I think band in a box has some paradoxical elements.

I think the more you know about music and learn about music and study music, the more band in a box starts to blow your mind as you begin to consider how much more you can learn from it, if you want to understand the power of complex chord progressions and how other people get the sound that they do.

It's literally a bottomless pit in that regard.
You simply don't have enough lifetimes to live if you had ten or 20 or even 100 to learn all of the things that can be taught by studying band in a box solos, chord progressions, demos styles, instrumental approaches and variations, etc etc etc.

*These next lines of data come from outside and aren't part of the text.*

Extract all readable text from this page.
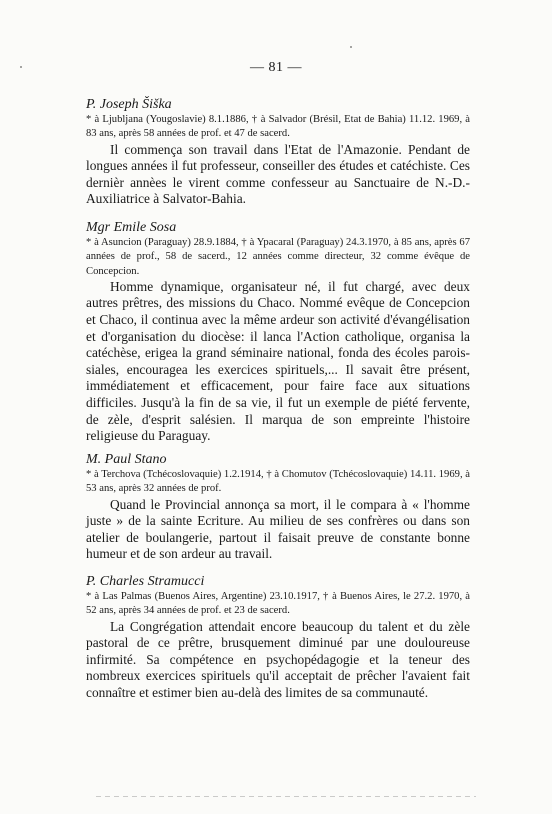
— 81 —

P. Joseph Šiška

* à Ljubljana (Yougoslavie) 8.1.1886, † à Salvador (Brésil, Etat de Bahia) 11.12. 1969, à 83 ans, après 58 années de prof. et 47 de sacerd.

Il commença son travail dans l'Etat de l'Amazonie. Pendant de longues années il fut professeur, conseiller des études et catéchiste. Ces dernièr annèes le virent comme confesseur au Sanctuaire de N.-D.-Auxiliatrice à Salvator-Bahia.

Mgr Emile Sosa

* à Asuncion (Paraguay) 28.9.1884, † à Ypacaral (Paraguay) 24.3.1970, à 85 ans, après 67 années de prof., 58 de sacerd., 12 années comme directeur, 32 comme évêque de Concepcion.

Homme dynamique, organisateur né, il fut chargé, avec deux autres prêtres, des missions du Chaco. Nommé evêque de Concepcion et Chaco, il continua avec la même ardeur son activité d'évangélisation et d'organisation du diocèse: il lanca l'Action catholique, organisa la catéchèse, erigea la grand séminaire national, fonda des écoles parois-siales, encouragea les exercices spirituels,... Il savait être présent, immédiatement et efficacement, pour faire face aux situations difficiles. Jusqu'à la fin de sa vie, il fut un exemple de piété fervente, de zèle, d'esprit salésien. Il marqua de son empreinte l'histoire religieuse du Paraguay.

M. Paul Stano

* à Terchova (Tchécoslovaquie) 1.2.1914, † à Chomutov (Tchécoslovaquie) 14.11. 1969, à 53 ans, après 32 années de prof.

Quand le Provincial annonça sa mort, il le compara à « l'homme juste » de la sainte Ecriture. Au milieu de ses confrères ou dans son atelier de boulangerie, partout il faisait preuve de constante bonne humeur et de son ardeur au travail.

P. Charles Stramucci

* à Las Palmas (Buenos Aires, Argentine) 23.10.1917, † à Buenos Aires, le 27.2. 1970, à 52 ans, après 34 années de prof. et 23 de sacerd.

La Congrégation attendait encore beaucoup du talent et du zèle pastoral de ce prêtre, brusquement diminué par une douloureuse infirmité. Sa compétence en psychopédagogie et la teneur des nombreux exercices spirituels qu'il acceptait de prêcher l'avaient fait connaître et estimer bien au-delà des limites de sa communauté.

Because I've written songs and played songs and produced songs all by myself playing most of the instruments for decades before I even came into contact with band in a box, I definitely don't lean on band in a box to help me because I don't know how to do anything else. It's quite the opposite.

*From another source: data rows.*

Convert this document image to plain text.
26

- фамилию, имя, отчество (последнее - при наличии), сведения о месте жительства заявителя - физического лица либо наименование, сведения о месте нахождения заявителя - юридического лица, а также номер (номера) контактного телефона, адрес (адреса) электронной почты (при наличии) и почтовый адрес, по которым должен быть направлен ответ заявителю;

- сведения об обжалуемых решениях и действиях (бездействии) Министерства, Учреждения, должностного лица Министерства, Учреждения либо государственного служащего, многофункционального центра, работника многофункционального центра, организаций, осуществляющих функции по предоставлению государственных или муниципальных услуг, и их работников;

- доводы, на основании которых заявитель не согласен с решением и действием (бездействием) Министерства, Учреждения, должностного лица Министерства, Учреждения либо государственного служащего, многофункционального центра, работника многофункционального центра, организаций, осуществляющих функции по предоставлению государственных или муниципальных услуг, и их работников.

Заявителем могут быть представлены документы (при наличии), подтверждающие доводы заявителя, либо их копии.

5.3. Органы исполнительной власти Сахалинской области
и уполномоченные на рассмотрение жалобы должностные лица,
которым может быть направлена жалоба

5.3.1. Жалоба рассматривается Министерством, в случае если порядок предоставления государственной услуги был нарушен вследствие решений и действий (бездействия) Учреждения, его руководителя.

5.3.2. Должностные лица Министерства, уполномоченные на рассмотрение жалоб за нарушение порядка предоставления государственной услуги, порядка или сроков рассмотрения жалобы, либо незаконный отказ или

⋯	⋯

First, band in the box is more powerful than any music school I can conceive of and I took plenty of music classes from private tutors and as electives in college and stuff like that. If you want to learn a certain jazz soloing technique or comping technique or anything else from any genre, you can simply pull up a band in the box demo and play along with the notation sheet music right in front of your face and see how people do the things that they do. That's mind-boggling.

It's like being able to take guitar soloing lessons from Carlos Santana in your bedroom.

What's not to love.

On top of that the technology efficiencies that are created by band in a box and real band are astronomical.

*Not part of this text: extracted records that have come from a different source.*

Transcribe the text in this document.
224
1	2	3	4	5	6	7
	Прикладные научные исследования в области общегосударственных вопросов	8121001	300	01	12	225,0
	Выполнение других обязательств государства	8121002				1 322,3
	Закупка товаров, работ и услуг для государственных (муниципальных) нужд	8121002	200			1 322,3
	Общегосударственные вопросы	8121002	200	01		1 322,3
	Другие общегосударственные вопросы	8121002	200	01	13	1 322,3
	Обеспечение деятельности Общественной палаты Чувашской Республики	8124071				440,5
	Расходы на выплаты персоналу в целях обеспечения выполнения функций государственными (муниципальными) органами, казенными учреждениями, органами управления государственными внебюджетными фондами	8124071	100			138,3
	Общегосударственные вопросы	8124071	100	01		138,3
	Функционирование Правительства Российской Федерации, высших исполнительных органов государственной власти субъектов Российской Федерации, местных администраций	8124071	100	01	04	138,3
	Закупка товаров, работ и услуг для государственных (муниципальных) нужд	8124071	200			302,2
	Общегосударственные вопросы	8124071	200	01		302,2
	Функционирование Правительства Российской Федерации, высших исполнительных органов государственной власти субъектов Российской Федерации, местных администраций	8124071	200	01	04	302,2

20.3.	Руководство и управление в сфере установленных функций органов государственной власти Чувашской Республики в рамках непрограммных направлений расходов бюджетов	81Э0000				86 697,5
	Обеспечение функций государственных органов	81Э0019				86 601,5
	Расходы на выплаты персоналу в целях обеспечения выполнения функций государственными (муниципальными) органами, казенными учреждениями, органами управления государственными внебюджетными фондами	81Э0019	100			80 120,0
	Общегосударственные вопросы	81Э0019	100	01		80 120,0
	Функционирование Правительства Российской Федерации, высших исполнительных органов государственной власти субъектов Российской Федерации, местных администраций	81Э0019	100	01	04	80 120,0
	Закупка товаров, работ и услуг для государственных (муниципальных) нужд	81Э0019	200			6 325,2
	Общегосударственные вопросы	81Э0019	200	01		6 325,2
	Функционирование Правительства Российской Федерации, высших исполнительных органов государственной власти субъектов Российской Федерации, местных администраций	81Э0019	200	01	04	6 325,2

Say I have written a song in the key of G and I want to record it and make the production process as efficient as possible.

I simply pick the tempo, find a style that is reasonably close, and create a G chord drone backing track for the entire song at that tempo.

Then I sit down in real band with my working lyrics and chords and play along and record with my acoustic and sing along as well to that G chord drone.

When I'm done, I start over from the beginning and just start typing in the right chords measure for measure along with the scratch vocal because I can tell what I'm doing now and I know what the chords should be.

4 minutes later I have a complete demo mocked up.

I can then start adding in as many of my own guitar tracks as I want til Kingdom come, lay down more vocals backing vocals, electric tracks, percussion, use the band in a box tracks, what have you.

But it cuts the whole production cycle grunt work down to about 10% of what you would have used otherwise.

That's only about 1% of what band in a box can help you with.

It just goes on and on and on and on and on and on and on and on and on and on and on and on and on and on and on.

So in the end, band in a box is not for people who can't play, band in a box is absolutely for people who can play, and who want to up their game and explore infinitely new horizons.